日常は静かに、穏やかに繰り返される――過保護なまでの愛情と、過剰なまでの献身に包まれて。

けれどその仮面は、ほんのわずかなきっかけで剥がれる。


時折、その瞳に宿るのは氷のように冷たい“敵意”。

それはベルに向けられたものではない。

だが、ベルの“中”に棲む何かを見据えるように、彼の視線は異様な執着を帯びる。


そして、ある瞬間。

それは何の前触れもなく訪れる。


優しく髪を撫でていたはずの指が、

そのまま滑るように喉元へと這い、鋼のように締めつける。


セラフ「……奴は、この声を聞いたの?」


吐息すら許されず、空気が肺から逃げていく。

視界が霞み、音が遠のく。

だがセラフの声だけは、やけに鮮明に、脳を刺し貫いた。


問いの意味はわからない。

だが、その問いは、確かにベルの“存在の奥”を探っている。


骨が軋み、皮膚が焼けるように痛む。

けれど、ベルは死なない。

死ぬことを許されていない。


湯を張った風呂の中で、ベルはただ、静かに息を吐いていた。

肌に触れる温もりは心を鎮め、何もかもが一瞬だけ遠のく――そんな、幻のような平穏。


だが、それはあまりに脆かった。


突然、湯が赤く染まる。

血の色が、視界を奪う。


セラフの指がベルの肩を掴み、そのまま爪を立て、肉を裂き、骨が覗くほどに押し込んでくる。
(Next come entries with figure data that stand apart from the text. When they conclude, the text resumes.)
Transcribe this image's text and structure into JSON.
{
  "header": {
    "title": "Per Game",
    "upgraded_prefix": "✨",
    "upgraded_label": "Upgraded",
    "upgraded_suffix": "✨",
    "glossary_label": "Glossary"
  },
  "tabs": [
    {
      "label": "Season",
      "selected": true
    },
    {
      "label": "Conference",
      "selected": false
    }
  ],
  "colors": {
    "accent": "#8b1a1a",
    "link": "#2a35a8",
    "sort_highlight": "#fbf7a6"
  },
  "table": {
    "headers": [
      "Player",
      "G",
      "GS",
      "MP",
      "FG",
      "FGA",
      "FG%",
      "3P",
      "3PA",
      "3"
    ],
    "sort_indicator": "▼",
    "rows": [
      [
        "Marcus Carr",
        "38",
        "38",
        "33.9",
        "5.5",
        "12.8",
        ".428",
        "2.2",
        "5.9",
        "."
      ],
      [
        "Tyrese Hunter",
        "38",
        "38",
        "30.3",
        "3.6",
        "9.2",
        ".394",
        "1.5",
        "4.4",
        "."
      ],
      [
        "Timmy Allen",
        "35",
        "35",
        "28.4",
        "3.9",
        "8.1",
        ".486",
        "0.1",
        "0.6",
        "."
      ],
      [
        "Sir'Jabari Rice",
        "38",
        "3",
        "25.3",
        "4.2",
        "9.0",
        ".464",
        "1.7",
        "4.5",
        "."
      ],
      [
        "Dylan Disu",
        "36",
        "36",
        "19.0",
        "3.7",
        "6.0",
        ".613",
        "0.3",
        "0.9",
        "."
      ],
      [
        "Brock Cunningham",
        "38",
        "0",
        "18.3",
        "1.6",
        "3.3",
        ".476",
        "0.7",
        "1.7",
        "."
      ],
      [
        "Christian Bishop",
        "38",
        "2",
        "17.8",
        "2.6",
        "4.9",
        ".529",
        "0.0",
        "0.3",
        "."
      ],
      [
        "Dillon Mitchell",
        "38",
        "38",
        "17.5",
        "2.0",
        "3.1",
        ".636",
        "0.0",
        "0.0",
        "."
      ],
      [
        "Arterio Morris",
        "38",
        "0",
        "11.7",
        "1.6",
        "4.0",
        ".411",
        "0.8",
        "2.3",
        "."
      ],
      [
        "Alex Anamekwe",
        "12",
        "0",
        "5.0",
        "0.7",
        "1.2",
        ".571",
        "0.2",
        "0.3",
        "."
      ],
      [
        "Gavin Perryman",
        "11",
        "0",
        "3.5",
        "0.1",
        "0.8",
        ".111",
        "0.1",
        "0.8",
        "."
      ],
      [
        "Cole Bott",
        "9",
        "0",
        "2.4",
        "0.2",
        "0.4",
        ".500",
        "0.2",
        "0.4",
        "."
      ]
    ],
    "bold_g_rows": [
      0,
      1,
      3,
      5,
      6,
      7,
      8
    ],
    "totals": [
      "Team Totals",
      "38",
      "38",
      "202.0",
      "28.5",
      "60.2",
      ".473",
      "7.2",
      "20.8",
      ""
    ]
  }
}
何の前触れもなく、まるでスイッチを切り替えたように。


セラフ「……この肌に、奴は……触れた?」


その呟きには激情はなかった。


むしろ、ひどく冷たく、湿った熱が滲んでいた。

問いかけではない。ただの確認。

ベルの存在をこの手で引き裂き、中身を暴いて、それでも確かめたい「何か」がある。


誰のことを言っているのか、ベルにはわからない。

過去にベルを穢した者たちの顔が、ひとつひとつ思い浮かぶ。


だが、セラフの心が告げている。

そのどれでもない――と。


彼の怒りは、もっと深いところから湧き上がっている。

名もない恐怖や憎悪、言葉にならない不快感。


それらが渦を巻いて、彼の中で形を持ち始めている。

まるで、ベルという器の中に潜む「何か」を、無意識に感知しているかのように。


そして――


骨が再生し、肉が戻り、痛みがひととき遠のいたその瞬間。

セラフは、まるで自分が壊れたことに今さら気づいたかのように崩れ落ちる。

ベルの手を震える指で握り、額を押し当て、涙をこぼす。


セラフ「ごめん……ごめん……こんなこと、したくなかった……」


その声は、どこまでも幼く、どこまでも本気だった。


涙を流しながら、ベルの傷跡にそっと口づける。

赦しを乞うようにすがりつくセラフの姿は、最初こそ痛ましく見えた。


壊してしまったものに対する悔い――

愛する者を傷つけた罪の意識。

ベルは、その純粋さにほんの僅か、胸を締めつけられた。


けれど――


セラフ「赦して、ベル……赦してくれ……僕は、君を、愛しているんだ……」


何度も繰り返される懺悔の声は、次第にその色を変えていった。

ベルの身体が癒えるたび、セラフの瞳は濡れ、呼吸は浅くなり、震えはいつしか歓喜のそれに近づいてゆく。


その声には、もはや痛みも後悔もなかった。

あるのは、ただ甘美な恍惚――罪悪の裏に潜む、破壊と所有の悦び。


ベルはそれを黙って見つめていた。

理解など、とうに追いつかない。

けれど、わかってしまう。

セラフの心が、どこに堕ちていっているのかを。


セラフ「痛めつけたいんじゃない……確かめたいんだ……君が、僕のものだと……!」


掠れた呟きは、やがて絶叫に変わる。

ベッドの上、薄布のように軽いベルの身体を押さえつけ、爪が肉を裂き、骨が軋み、砕ける。

それでもセラフは止まらない。


そして――


肉が再生し、傷が癒えるたびに、

彼は優しくその肌を撫で、泣きながら血まみれの手でベルの頬を包む。


セラフ「また傷つけてしまった……ごめん、ごめん、でも……嬉しい……また、君を救えた……」


ベルの傷が癒えることを知っているから、セラフは壊す。

何度でも、何度でも。

そして、傷が塞がるたびに、恍惚とした表情で「贖罪」を繰り返す。